After interfering in the 2020 election and censoring a sitting President, we now have a change of heart?

Even if the former President chooses to return, he has been seriously wounded politically.

 
 
 
JohnRussell
Professor Principal
2  JohnRussell    last year

During his time on Twitter Trump attacked or disparaged over 600 people, by name. Not to mention his countless lies and  hallucinations and the conspiracy theories he constantly promoted. 

As much as anything else his social media output proved how absolutely unfit for public office he is. 

The danger here is that there are still millions of deluded souls out there who will look at Trumps verbal diarrhea on social media and conclude there is something of value there. 

 
 
 
Vic Eldred
Professor Principal
2.1  seeder  Vic Eldred  replied to  JohnRussell @2    last year

The US Constitution protects ALL speech.

 
 
 
Ed-NavDoc
Professor Quiet
2.1.1  Ed-NavDoc  replied to  Vic Eldred @2.1    last year

Amen.

 
 
 
SteevieGee
Professor Silent
2.1.2  SteevieGee  replied to  Vic Eldred @2.1    last year
The US Constitution protects ALL speech.

The US Constitution does not guarantee any venue for that speech.

 
 
 
Vic Eldred
Professor Principal
2.1.3  seeder  Vic Eldred  replied to  SteevieGee @2.1.2    last year

Once the FBI got involved it made that argument mute.

 
 
 
SteevieGee
Professor Silent
2.1.4  SteevieGee  replied to  Vic Eldred @2.1.3    last year

What's the FBI got to do with it?   Facebook can't censor a sitting President.  He has the bully pulpit.  All he has to do is call a press conference and anything he has to say will be broadcast over all kinds of media including Facebook.  Quit pretending that he's a poor little innocent victim here.

 
 
 
Ozzwald
Professor Quiet
2.1.5  Ozzwald  replied to  Vic Eldred @2.1    last year

The US Constitution protects ALL speech.

Go to a movie theater and yell fire. 

Go to an elementary school and yell that you have a gun.

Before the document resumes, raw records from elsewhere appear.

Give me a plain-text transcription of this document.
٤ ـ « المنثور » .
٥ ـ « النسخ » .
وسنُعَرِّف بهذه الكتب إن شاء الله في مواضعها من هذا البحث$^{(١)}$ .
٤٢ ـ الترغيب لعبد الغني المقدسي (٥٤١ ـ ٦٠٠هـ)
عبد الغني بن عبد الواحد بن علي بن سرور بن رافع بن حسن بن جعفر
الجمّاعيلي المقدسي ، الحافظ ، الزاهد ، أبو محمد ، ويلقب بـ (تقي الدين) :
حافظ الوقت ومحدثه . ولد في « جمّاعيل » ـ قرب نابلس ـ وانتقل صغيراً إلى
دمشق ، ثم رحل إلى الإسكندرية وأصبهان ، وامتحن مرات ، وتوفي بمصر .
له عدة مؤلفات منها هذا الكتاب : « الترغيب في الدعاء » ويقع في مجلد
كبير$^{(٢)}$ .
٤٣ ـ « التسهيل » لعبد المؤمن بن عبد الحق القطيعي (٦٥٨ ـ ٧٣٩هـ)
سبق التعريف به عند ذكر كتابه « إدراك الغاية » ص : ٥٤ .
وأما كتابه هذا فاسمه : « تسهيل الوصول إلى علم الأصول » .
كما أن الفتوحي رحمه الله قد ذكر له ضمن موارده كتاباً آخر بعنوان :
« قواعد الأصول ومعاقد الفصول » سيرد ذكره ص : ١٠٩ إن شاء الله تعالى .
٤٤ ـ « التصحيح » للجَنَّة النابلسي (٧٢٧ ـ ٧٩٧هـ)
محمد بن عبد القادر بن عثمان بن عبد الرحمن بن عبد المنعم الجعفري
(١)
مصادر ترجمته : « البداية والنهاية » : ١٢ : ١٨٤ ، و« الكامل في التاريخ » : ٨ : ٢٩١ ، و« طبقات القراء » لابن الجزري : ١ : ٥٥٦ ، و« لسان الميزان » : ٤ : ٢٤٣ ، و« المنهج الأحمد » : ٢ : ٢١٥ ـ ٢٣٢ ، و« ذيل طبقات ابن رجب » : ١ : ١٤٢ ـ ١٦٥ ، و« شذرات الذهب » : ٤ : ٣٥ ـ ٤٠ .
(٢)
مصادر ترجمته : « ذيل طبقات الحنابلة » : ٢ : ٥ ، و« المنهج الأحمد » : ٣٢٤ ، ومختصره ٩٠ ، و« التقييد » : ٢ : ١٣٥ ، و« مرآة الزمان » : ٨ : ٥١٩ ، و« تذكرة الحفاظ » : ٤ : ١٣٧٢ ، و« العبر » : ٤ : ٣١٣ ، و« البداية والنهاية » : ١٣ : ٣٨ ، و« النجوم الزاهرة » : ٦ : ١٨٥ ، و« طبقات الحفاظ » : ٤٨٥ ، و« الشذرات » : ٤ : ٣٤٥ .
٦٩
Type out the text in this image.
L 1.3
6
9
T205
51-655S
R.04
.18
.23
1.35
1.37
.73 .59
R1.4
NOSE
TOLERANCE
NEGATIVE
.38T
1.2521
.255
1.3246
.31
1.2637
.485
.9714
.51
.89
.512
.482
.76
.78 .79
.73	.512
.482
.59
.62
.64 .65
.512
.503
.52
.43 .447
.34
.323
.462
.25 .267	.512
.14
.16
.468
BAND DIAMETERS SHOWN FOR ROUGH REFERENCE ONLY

Go onto Facebook or Twitter and state that you want to kill POTUS.

ALL speech is NOT protected.

 
 
 
Snuffy
Professor Participates
2.1.6  Snuffy  replied to  Ozzwald @2.1.5    last year

The US Constitution protects ALL speech.

Go to a movie theater and yell fire. 

Go to an elementary school and yell that you have a gun.

Go onto Facebook or Twitter and state that you want to kill POTUS.

ALL speech is NOT protected.

Yes, all speech is protected from being blocked by the federal government from your utterance.  You can go into a movie theater and yell fire.  If there is not a fire you will face consequences, if there is a fire you will be hailed as a hero.  All the others, the federal government cannot stop you from speaking those things so therefor yes, the speech is protected.  Free speech does not and was never designed to protect you from the consequences of your actions.

 
 
 
Just Jim NC TttH
Professor Principal
2.1.7  Just Jim NC TttH  replied to  Snuffy @2.1.6    last year

jrSmiley_28_smiley_image.gif     jrSmiley_28_smiley_image.gif

 
 
 
JohnRussell
Professor Principal
2.1.8  JohnRussell  replied to  Snuffy @2.1.6    last year
Free speech does not and was never designed to protect you from the consequences of your actions.

The consequence of his actions is that he was barred from posting by private companies. I assume you are happy that happened. 

 
 
 
Snuffy
Professor Participates
2.1.9  Snuffy  replied to  JohnRussell @2.1.8    last year
The consequence of his actions is that he was barred from posting by private companies. I assume you are happy that happened. 

I wanted someone to take away his phone while he was still in office, that's how sick I was of his twitter shit.  The fact that he was barred by social media didn't impact me all that much as I don't follow him.  All my knowledge of what he tweeted, etc was what was reported by the news.  That didn't stop me from realizing that there was a lot of hypocrisy around his being banned when there were plenty of others who were just as bad or worse who were not banned.  I mean, come on.  The President of the USA is banned but the President of Iran who called for the destruction of Israel and the death of all Jews was not?  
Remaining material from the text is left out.